Thursday, January 28, 2010

Money-Laundering Stats

Over the weekend, Reforma published a note about a PGR spokesman's defense of Mexico's efforts to attack money laundering. Here's a highlight:
[I]n the almost 38 months of Calderón's term, federal authorities have seized $380 million, 280 million Mexican pesos, 470 airplanes, and 25,000 vehicles used by organized crime groups, but [the official] didn't provide figures from previous terms.

More than half of the American funds were recovered in a single operation: that of March 2007 in a house in Las Lomas de Chapultepec, the property of Chinese-Mexican Zhenli Ye Gon, where the Federal Police found $205 million.

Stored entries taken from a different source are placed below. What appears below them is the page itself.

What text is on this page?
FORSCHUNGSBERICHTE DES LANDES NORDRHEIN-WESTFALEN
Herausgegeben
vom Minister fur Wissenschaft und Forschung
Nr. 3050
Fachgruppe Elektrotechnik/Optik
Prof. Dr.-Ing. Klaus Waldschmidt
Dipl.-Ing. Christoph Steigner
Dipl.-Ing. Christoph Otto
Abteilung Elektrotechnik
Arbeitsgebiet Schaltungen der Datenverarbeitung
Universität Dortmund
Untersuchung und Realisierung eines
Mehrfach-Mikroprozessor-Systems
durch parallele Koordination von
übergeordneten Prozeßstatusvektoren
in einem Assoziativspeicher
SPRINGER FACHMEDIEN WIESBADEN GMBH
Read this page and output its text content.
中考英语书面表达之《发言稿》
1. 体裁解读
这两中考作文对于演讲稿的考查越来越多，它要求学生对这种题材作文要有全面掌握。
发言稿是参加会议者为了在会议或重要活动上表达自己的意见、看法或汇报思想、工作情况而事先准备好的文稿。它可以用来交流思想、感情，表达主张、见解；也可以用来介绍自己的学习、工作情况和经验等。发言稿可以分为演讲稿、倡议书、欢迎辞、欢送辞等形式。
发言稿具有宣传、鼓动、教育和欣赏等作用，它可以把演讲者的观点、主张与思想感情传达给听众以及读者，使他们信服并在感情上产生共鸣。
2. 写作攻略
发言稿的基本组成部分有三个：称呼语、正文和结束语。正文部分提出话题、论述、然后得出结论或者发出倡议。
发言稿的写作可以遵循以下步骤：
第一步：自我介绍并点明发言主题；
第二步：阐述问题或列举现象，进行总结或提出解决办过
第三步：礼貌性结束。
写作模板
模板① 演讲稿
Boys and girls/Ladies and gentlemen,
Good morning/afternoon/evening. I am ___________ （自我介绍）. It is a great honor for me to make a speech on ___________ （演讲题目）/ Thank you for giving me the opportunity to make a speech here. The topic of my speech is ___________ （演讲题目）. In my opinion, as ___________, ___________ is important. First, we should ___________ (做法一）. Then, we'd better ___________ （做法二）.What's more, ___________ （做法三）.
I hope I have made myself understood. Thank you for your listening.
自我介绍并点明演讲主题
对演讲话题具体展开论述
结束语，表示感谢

According to the last report available from the PGR, between September 2008 and July 2009, only $2.9 million and 4 million pesos through judicial processes...
Without having any basis of comparison, it's hard to draw concrete conclusions, but that's certainly not as high a sum as would be possible from a really determined attack on money-laundering; since Calderón arrived in office, Mexican traffickers have earned (and presumably laundered) some $40 billion, and you can hardly sneeze in many Mexican towns without hitting a handful of businesses with a relationship with organized crime. Of course, the division between dirty and legitimate businesses is vague, and a determined attack on dirty money would also anger the law-abiding business class, which is probably why under Calderón, his money-laundering policy has been more a flurry of talk at the beginning of his term backed up by little sustained action.

The fact that the official can provide no figures from other administrations is inexcusable, and something that happens far too often in Mexico.